Yarışmacı, akıl kontrolü içeren, psikolojik ve gerilim filmi testere'deki jigsaw karakterini sergiliyor. Programcı, yarışmacı aracılığıyla jigsaw karakterini izleyiciye aktarıyor. Jigsaw, kendi hayatını mahveden ve suç işleyenleri kaçırıp onlara oyun oynuyor. İşkence dolu dakikalar yaşayan köleler canlarını kurtarmak için jigsaw'un kurallarına uyuyorlar. Suçlu kimseler olduklarından bu oyun onlara revadır mesajı veriliyor. Yarışmacı da jigsaw karakteriyle, satanizmin öğretisi olan ölüm ve işkenceyi temsil ediyor.



Minnie mouse, akıl kontrolü programları uygulanan köleyi temsil eder. Minnie ve mickey cinsel köle olmakla birlikte eşcinselliği ve katil programını da bünyesinde barındırır.



Yarışmacı, oyuncak kutusunun içinde ve oyuncak bebek kıyafetleri giymiş. Oyucak bebek programlamasında kölenin hayatı ele geçirilir ve ona suni bir yaşam dayatılarak yönetilir. Yarışmacı bir oyuncak bebek gibi eklem yerlerini çizmiş. Oyuncak bebeklerin ek yerleri çıkartılıp takılır. Bu programlamada köle tıpkı oyuncak bebek gibi çaresiz olduğundan her şekilde yönlendirilmeye razı gelmek durumunda kalır.

Jürinin arkasındaki cansız mankenler de izleyici ve yarışmacı için rol modeldir yani tetiktir.



Masal kahramanı kırmızı başlıklı kız, küçük bir kız çocuğu. Yarışmacı da çocuk olmamasıyla birlikte yüksek topuklularıyla ve mini kıyafetiyle cinselliğini ön plana çıkarmış. Bir de tam dudak bükerken çocukların uyuma vakti yazısı çıkıyor. Canlı yayın olmadığından bunun da rastlantı olmadığı açık. Küçük kız karakteriyle, yetişkin erkeklere hitap etmek hiç de masum bir hareket değil. Bu tamamen travmatik bir olaydır. Programcı, iki yandan saç toplatarak ve çocuk kıyafetleriyle kadınsı bir görüntü ortaya çıkararak çocuklara düşkünlük hastalığını tetikler.



Bu da manidar bir eylem.
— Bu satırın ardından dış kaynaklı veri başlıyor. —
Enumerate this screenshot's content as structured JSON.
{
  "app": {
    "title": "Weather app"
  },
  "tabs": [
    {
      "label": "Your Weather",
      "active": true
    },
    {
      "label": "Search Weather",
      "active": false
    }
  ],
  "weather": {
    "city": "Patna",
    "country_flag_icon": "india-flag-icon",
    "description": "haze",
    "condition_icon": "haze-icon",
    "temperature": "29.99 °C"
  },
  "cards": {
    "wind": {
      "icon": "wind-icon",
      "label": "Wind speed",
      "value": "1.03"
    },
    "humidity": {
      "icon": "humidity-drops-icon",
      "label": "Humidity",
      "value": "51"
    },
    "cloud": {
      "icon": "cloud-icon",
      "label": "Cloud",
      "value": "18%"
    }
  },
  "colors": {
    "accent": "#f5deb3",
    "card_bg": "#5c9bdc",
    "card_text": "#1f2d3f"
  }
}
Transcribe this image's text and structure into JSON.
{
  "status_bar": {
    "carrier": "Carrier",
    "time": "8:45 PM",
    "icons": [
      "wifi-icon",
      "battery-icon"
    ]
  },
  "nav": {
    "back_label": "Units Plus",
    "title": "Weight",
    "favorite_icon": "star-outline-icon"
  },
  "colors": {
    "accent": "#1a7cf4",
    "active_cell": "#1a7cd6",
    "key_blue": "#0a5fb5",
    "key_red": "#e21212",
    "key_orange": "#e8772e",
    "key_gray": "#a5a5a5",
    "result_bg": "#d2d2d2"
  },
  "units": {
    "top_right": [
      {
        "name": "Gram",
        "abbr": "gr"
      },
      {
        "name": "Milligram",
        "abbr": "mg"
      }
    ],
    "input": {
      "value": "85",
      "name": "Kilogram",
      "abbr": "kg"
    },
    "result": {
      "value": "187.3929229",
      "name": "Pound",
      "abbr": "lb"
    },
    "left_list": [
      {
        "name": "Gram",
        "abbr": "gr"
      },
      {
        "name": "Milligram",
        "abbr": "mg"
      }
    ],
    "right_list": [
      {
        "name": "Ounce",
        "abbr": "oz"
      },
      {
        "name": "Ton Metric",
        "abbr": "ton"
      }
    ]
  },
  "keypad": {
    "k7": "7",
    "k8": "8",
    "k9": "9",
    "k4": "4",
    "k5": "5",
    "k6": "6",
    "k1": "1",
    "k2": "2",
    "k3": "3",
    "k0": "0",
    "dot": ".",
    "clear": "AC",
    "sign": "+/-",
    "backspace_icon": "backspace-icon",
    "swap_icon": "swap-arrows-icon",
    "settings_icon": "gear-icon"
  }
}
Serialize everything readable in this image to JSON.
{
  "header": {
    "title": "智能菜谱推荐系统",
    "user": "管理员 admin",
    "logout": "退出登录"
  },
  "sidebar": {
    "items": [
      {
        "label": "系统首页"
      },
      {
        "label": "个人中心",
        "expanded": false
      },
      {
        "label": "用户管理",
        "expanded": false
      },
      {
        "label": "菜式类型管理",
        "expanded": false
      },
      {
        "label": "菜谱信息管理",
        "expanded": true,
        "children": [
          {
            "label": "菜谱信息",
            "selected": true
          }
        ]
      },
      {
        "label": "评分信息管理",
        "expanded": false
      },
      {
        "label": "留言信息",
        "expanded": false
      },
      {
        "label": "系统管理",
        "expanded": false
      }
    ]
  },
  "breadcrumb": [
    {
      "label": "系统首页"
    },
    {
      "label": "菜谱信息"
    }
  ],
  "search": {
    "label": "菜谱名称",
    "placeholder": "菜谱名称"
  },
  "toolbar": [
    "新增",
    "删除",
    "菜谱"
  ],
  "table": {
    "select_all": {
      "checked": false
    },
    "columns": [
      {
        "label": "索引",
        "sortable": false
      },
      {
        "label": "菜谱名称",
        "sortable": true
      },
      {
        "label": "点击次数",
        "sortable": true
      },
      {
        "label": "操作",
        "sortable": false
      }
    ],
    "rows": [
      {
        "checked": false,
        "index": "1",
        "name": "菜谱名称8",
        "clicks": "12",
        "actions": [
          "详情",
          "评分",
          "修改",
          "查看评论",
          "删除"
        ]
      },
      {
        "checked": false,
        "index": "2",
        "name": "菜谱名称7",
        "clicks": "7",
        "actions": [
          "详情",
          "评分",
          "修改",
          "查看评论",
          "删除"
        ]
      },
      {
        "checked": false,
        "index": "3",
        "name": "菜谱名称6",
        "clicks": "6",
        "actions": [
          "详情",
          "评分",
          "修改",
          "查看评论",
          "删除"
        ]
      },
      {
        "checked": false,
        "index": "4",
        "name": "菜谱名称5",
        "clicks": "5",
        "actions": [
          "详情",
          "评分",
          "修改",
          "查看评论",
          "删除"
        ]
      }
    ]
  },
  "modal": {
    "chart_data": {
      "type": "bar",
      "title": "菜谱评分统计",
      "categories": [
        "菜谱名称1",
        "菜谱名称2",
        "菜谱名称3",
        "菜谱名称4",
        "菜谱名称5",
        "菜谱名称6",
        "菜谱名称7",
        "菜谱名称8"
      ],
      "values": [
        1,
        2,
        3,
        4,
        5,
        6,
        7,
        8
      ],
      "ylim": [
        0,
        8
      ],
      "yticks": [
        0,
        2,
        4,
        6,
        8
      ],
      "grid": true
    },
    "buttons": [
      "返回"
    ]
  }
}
Dövmeleri ve yeşil saçı ile marjinal olarak adlandırılan yarışmacı adayına jüri "mavi kuş" veriyor. Bu kuşu ona vermek istediğini söylüyor. Mavi kuş, akıl kontrolü programlamasının adıdır. Kuş, ruhu temsil eder. Mavi kuşun anlamı da kişinin, bir ruhun yönetiminde olması durumudur. Bu ruh insan ruhu değildir, şeytan ya da cindir.



Yine bir yarışmacı adayı ve günlük kıyafet değil de kostüm giymeyi tercih etmiş. Kedi kulakları, makyajı ve kedisiyle cinselliğiyle hitap ediyor izleyiciye.



Bir kolu ve bacağındaki kıyafeti yarıya kadar çekilmiş. Leopar deseni, hayvan başlığı ve elindeki maymunla yine cinsellik ön planda.

Programdan bir çok örnek vermek mümkün. Birkaç örnekle de programın içeriğinin açıklığa kavuştuğunu düşünüyorum. İzleyiciye istenilen yaşam tarzı dayatıldı ve bu kölelik devam edecek gibi görünüyor. İzleyici eğer 'ne var bunda' veya 'olsun yine de bana dayatılan bu köleliği istiyorum' diyecek olursa, program amacına ulaşmaya devam eder. Medyayı ele geçiren kitle, daha kalabalık bir kitleyi yönetmeyi sürdürür. Kendi aklıyla düşünemez olanlar, yöneten kitleye muhtaç ve acınası bir şekilde hayatın anlamını kavrayamadan yaşarlar. Umut ediyorum ki böyle olmaz ve bilinçlerini açarlar.

15 Temmuz 2014 Salı

Dünyanın Meselesi Ne?

Google, dünya kupası ile ilgili 63 doodle ile bize futbolun, dünyadaki yıkımlardan ve masum insanların ölümünden daha mühim olduğunu gösterdi.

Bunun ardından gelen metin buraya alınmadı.